Summary

Cyp26b1, a retinoic acid (RA)-metabolising enzyme, is expressed in the developing limb bud, and Cyp26b1^−/− mice present with severe limb defects. These malformations might be attributable to an RA-induced patterning defect; however, recent reports suggest that RA is dispensable for limb patterning. In this study, we examined the role of endogenous retinoid signalling in skeletogenesis using Cyp26b1^−/− mice and transgenic mice in which Cyp26b1 is conditionally deleted under control of the Prrx1 promoter beginning at ~E9.5 (Prrx1Cre⁺/Cyp26b1^fl/fl). We found that the limb phenotype in Prrx1Cre⁺/Cyp26b1^fl/fl mice was less severe than that observed in Cyp26b1^−/− animals and that a change in retinoid signalling contributed to the difference in phenotypes.
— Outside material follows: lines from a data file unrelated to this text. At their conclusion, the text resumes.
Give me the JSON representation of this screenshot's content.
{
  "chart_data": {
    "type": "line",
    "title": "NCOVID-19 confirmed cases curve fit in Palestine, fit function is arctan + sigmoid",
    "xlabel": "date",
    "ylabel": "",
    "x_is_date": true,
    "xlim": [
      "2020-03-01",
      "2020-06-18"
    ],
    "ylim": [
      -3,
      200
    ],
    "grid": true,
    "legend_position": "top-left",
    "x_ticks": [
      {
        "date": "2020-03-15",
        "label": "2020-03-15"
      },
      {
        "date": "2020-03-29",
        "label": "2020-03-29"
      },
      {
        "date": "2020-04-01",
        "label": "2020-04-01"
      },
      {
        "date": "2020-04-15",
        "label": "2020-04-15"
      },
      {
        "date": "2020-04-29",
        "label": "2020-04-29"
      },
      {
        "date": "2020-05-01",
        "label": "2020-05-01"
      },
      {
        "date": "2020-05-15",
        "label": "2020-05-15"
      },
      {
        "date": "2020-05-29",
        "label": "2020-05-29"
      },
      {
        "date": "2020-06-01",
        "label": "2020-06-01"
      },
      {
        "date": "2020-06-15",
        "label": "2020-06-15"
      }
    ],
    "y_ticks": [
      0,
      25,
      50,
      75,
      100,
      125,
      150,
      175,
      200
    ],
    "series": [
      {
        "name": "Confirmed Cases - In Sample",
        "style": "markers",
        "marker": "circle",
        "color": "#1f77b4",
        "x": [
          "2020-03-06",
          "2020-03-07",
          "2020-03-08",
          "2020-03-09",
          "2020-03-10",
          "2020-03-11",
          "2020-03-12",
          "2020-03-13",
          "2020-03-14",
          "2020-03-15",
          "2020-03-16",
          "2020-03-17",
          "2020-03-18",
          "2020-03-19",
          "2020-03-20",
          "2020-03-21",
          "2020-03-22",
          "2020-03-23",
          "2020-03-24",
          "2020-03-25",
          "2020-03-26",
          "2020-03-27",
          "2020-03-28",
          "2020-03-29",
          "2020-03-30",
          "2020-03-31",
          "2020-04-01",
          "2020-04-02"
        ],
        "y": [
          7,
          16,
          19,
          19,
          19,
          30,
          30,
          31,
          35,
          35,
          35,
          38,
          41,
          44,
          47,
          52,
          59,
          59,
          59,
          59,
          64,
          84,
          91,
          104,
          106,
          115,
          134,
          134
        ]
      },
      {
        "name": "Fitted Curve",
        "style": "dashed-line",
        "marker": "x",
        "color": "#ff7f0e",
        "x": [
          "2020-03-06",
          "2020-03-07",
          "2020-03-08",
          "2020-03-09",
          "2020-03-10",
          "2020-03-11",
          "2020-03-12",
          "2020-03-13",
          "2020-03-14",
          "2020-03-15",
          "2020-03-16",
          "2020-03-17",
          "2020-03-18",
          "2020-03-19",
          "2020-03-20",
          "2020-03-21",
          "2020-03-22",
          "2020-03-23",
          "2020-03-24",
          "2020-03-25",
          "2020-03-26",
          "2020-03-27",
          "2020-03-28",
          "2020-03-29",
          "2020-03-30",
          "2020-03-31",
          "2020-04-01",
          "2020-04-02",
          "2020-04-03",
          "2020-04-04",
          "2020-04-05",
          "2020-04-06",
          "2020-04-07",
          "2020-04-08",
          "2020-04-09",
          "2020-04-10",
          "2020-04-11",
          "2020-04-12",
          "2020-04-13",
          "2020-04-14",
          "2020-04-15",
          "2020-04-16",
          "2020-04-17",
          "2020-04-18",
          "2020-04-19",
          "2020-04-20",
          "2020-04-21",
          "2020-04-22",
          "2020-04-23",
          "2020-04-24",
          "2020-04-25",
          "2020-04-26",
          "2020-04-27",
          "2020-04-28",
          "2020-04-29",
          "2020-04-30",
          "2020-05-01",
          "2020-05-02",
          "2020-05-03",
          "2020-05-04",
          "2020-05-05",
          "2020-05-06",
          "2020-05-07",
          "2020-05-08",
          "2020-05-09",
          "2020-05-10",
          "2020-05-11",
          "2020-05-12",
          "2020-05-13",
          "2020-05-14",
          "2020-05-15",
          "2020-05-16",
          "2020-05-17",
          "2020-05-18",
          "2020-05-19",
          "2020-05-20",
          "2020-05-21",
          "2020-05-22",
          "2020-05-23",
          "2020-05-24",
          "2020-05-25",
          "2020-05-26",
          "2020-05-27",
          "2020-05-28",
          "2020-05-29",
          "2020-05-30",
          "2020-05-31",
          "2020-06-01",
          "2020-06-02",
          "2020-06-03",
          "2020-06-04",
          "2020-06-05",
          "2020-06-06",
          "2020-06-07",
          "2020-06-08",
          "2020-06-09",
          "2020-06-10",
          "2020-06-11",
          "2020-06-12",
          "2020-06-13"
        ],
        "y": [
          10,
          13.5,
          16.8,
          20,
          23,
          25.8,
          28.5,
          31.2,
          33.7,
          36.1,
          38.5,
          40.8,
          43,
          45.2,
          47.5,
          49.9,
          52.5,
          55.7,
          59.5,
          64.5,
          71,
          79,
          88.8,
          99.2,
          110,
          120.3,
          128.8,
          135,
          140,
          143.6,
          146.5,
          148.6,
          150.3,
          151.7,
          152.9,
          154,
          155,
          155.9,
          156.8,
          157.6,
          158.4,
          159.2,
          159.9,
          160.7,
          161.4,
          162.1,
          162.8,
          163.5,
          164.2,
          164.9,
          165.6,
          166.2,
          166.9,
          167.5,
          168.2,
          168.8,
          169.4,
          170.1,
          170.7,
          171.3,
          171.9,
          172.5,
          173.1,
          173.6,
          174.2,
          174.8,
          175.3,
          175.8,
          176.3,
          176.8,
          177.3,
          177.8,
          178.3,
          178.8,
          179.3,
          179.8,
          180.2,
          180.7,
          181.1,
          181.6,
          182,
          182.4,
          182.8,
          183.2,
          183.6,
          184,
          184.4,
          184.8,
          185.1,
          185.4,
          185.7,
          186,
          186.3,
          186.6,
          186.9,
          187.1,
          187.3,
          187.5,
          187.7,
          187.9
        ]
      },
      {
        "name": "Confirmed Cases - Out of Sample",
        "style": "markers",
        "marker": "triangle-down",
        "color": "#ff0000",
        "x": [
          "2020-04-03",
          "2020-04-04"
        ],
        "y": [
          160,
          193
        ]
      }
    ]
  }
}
We systematically examined the role of endogenous RA signalling in chondrogenesis and found that Cyp26b1^−/− cells and limb mesenchymal cells treated with a CYP inhibitor, are maintained in a pre-chondrogenic state, exhibit reduced chondroblast differentiation and have modestly accelerated chondrocyte hypertrophy. Furthermore, Cyp26b1^−/− mesenchyme exhibited an increase in expression of genes in a closely related tendogenic lineage, indicating that retinoid signals in the limb interfere with differentiation and maintain progenitor status. Together, these findings support an important function for RA in regulating the behaviour of mesenchymal progenitors, and their subsequent differentiation and maturation.